Bogie was in a deteriorating marriage (his third) to Mayo Methot, an actress who was battling both the bottle and—as gossip column accounts of their brawls suggested—Bogie. When Hawks told Betty, as Bacall was known, that he’d like to cast her opposite either Bogie or Cary Grant, she remembered thinking, “Cary Grant—terrific! Humphrey Bogart—yuck.”
“I always cry at weddings, especially my own.”–Humphrey Bogart
When they met, Bacall was 19 and Bogart was 45. He nicknamed her “Baby.” Bogart was still miserably married and his early meetings with Bacall were discreet and brief, their separations bridged by ardent love letters. The relationship made it much easier for the newcomer to make her first film, and Bogart did his best to put her at ease by joking with her and quietly coaching her. He let her steal scenes and even encouraged it.
On May 21, 1945, Bogart and Bacall were married in a small ceremony at the country home of Bogart’s close friend, Pulitzer Prize-winning author Louis Bromfield at Malabar Farm near Lucas,Ohio.
Bogart and Bacall moved into a $160,000 white brick mansion in an exclusive neighborhood in Holmby Hills. The marriage proved to be a happy one, though there were the normal tensions due to their differences. He was a homebody and she liked nightlife. He loved the sea; it made her sick. Bacall allowed Bogart lots of weekend time on his boat as she got seasick. Bogart’s drinking sometimes inflamed tensions.
Lauren and Humphrey gave birth to Stephen Humphrey Bogart on January 6, 1949. Stephen was named after Bogart’s character’s nickname in To Have and Have Not, making Bogart a father at 49. Stephen would go on to become a best-selling author and biographer, later hosting a television special about his father on Turner Classic Movies. They had their second child, Leslie Howard Bogart on August 23, 1952, a girl named after his old friend Leslie Howard.

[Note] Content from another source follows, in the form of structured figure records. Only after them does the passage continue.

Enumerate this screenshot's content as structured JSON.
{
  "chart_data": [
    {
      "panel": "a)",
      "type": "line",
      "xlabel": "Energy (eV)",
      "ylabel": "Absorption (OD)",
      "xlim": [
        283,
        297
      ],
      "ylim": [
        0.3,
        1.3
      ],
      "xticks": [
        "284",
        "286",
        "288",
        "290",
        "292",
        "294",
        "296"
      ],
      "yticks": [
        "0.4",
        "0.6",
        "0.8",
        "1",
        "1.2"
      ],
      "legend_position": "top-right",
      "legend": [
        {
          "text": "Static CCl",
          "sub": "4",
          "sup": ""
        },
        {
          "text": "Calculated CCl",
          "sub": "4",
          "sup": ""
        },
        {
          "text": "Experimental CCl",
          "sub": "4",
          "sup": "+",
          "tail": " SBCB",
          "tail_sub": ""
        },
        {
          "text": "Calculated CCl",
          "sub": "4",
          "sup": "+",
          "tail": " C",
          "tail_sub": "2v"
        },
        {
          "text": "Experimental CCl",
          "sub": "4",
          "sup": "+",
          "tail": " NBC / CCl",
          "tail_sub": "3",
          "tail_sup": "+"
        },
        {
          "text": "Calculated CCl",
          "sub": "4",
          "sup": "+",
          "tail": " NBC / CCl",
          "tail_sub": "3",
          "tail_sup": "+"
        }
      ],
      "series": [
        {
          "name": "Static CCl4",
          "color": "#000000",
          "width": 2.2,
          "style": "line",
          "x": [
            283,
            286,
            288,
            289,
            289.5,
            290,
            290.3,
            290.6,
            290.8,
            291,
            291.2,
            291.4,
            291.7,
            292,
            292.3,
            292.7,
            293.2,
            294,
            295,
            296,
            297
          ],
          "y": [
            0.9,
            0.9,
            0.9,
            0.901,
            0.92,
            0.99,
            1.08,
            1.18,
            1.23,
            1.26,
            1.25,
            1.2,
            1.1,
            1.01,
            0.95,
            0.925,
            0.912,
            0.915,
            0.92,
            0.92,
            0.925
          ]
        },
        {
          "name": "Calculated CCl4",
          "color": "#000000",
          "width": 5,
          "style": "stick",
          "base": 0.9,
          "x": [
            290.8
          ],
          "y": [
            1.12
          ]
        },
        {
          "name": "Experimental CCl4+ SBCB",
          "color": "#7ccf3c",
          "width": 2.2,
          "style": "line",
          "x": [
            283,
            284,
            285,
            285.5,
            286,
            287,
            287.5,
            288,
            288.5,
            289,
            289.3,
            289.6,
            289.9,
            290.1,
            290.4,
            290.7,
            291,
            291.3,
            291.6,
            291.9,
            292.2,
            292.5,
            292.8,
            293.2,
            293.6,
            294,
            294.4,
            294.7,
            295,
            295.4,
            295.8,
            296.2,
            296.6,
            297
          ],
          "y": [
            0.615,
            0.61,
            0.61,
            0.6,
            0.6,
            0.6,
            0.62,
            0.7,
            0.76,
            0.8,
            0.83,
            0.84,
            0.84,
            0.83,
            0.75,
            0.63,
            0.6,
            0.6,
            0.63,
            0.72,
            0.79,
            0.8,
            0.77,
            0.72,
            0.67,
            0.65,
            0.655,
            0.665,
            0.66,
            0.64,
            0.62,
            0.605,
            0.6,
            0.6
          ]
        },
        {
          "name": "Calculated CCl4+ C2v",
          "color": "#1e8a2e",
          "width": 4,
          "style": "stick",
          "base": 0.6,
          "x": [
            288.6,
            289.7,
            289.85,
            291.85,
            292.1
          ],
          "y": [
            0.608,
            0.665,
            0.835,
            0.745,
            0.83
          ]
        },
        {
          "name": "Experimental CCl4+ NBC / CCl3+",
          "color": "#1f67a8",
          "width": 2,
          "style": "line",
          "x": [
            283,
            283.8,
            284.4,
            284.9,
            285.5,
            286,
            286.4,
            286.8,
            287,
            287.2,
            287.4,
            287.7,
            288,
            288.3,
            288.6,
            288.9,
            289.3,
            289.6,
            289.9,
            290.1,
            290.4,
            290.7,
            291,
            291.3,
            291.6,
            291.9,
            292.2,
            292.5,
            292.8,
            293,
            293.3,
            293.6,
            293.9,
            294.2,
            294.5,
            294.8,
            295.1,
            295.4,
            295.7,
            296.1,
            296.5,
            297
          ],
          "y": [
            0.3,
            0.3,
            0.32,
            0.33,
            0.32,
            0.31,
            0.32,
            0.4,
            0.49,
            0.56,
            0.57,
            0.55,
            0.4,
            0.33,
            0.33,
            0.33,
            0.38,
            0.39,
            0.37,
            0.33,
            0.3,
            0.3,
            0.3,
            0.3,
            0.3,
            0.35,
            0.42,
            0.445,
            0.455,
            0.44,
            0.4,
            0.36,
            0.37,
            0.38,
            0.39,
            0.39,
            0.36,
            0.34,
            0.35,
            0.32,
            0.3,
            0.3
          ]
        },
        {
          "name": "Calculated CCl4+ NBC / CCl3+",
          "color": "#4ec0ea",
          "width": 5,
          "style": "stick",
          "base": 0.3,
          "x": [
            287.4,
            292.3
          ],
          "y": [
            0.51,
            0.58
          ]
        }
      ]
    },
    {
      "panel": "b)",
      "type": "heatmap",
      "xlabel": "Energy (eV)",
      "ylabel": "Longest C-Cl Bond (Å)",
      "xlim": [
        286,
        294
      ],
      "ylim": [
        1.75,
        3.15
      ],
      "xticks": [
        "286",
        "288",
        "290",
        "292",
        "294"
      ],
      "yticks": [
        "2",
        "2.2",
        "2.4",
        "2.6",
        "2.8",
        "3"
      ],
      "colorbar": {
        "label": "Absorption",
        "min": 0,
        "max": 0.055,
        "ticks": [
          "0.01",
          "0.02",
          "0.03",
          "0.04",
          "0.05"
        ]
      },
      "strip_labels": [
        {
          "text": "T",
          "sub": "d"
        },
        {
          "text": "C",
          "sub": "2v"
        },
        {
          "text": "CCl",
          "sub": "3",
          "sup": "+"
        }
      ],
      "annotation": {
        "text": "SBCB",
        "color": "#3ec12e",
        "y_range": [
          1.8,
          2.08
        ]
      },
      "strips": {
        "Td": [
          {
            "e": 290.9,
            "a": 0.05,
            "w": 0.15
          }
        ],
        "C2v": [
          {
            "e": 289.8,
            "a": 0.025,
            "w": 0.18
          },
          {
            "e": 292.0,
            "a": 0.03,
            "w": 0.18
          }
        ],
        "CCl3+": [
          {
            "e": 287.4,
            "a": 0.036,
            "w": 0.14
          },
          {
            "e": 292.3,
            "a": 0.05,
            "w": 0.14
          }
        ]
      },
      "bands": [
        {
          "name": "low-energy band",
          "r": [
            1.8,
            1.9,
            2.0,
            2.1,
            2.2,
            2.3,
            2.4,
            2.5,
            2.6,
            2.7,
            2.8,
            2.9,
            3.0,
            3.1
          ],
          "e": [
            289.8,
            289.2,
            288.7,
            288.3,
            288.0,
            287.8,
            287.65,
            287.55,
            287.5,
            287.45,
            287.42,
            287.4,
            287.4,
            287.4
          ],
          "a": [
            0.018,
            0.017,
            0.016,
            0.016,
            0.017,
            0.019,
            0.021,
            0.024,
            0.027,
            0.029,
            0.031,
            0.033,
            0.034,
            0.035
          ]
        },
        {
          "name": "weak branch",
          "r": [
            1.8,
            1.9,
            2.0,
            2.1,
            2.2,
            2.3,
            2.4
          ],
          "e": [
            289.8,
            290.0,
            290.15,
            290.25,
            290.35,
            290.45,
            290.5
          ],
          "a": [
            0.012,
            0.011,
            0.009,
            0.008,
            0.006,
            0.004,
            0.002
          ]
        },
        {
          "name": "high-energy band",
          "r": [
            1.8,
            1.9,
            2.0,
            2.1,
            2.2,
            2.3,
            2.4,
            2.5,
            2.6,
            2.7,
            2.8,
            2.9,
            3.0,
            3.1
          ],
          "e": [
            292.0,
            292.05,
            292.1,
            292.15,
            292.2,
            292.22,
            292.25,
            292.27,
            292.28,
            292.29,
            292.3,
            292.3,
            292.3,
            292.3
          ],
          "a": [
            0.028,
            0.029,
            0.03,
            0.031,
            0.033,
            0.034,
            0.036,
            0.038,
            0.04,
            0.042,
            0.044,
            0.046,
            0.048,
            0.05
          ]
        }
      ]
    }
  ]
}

“A woman isn’t complete without a man. But where do you find a man — a real man — these days.”–Lauren Bacall
Of the years that followed, Bacall would write, “Whenever I think of the word ‘happy’ now, I think of then.” They made three more movies together, and in their Holmby Hills house in Los Angeles, she cooked, gardened and entertained the couple’s high-profile Hollywood friends. Bogie loved it. “She’s my wife, so she stays home and takes care of me,” he boasted. “Maybe that’s the way you tell the ladies from the broads in this town.”
But Bacall’s real chance to prove what she was made of came in the terrible months after the winter of 1956, when Bogie was diagnosed with cancer of the esophagus. A tender Bacall nursed him throughout the illness, and on Jan. 14, 1957, he died. Afterward, the devastation that the 33-year-old Bacall suffered was nearly indescribable. She had an affair with Frank Sinatra and a rocky, 12-year marriage to Jason Robards, but ultimately it was her children (including son Sam Robards) and career that restored her. In the end, Bacall would be forever associated with her first husband. Indeed, their image as ideal lovers was so strong that in 1981 they provided the hook for a popular song, “Key Largo” — “We had it all, just like Bogie and Bacall…”
“Sometimes I get very nostalgic because he died very young and he didn’t have a chance to see his children grow at all. But on the other hand, because he never aged he’s more alive than ever to more generations. He’d have never believed this.”